Entscheidung im Sommer

Die Entscheidung über die Klage ist erst im Laufe des Sommers zu erwarten. Bis dahin können die beteiligten Parteien ihre Positionen durch weitere Eingaben untermauern. Der Ausgang des Verfahrens ist bislang völlig offen, doch die Gäste aus den Reihen der hessischen Schäfer und ihre Berufskollegen aus den anderen Bundesländern waren sich sicher, dass sich die Fahrt zur mündlichen Anhörung vor dem EuGH und alle anderen bisherigen Anstrengungen gelohnt haben.

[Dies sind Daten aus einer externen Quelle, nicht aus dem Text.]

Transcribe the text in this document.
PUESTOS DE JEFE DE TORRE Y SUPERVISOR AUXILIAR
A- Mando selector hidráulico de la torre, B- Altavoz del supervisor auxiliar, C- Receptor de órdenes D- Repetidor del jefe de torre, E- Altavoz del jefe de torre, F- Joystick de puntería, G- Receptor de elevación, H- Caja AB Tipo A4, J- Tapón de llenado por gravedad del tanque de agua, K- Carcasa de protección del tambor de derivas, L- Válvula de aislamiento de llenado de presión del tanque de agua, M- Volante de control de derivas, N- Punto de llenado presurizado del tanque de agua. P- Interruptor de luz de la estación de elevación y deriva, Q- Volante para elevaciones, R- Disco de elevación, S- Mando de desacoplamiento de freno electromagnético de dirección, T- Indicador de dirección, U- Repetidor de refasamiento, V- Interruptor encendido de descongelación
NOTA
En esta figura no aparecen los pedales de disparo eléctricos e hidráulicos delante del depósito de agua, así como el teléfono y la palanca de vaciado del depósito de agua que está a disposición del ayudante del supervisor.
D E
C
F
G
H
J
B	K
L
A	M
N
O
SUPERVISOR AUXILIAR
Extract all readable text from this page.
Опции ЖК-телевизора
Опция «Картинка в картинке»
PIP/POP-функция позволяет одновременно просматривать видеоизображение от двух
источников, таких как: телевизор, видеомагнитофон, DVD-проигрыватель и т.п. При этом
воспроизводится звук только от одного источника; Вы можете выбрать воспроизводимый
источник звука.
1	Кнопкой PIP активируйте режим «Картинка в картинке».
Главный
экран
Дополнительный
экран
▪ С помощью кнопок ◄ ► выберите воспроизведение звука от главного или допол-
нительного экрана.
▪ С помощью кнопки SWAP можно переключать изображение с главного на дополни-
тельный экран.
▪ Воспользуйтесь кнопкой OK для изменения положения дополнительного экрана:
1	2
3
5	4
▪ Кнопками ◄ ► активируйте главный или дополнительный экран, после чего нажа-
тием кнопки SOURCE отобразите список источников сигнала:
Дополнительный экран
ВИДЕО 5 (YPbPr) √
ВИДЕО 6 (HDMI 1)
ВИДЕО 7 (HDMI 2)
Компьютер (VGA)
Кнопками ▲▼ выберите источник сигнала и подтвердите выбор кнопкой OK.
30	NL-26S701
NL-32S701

Die Schäfer kämpfen ihren Kampf in der Gewissheit einer großen Solidarität aller Betroffenen und für das Erhalten der Schaf- und Ziegenhaltungen in der EU. Dabei richten sie sich keines Falles gegen vernünftige Regelungen zur Dokumentation und Kontrolle des Tierverkehrs und der Seuchenprävention, sondern bekunden eigenes Interesse daran, eine Bestandkennzeichnung ihrer Tiere in geeigneter Form zu gewährleisten, um so eine Rückverfolgbarkeit der Tiere und aller Produkte zum Herkunftsbetrieb im Interesse der Verbraucher und im Interesse der Seuchenprävention zu ermöglichen.

Wenn der Gerichtshof zugunsten der Schaf- und Ziegenhalter entscheiden sollte, handelt es sich um die erste Entscheidung, mit der eine EU-Verordnung für unvereinbar mit den EU-Grundrechten erklärt wird, weil sie zu einer Überbürokratisierung geführt hat.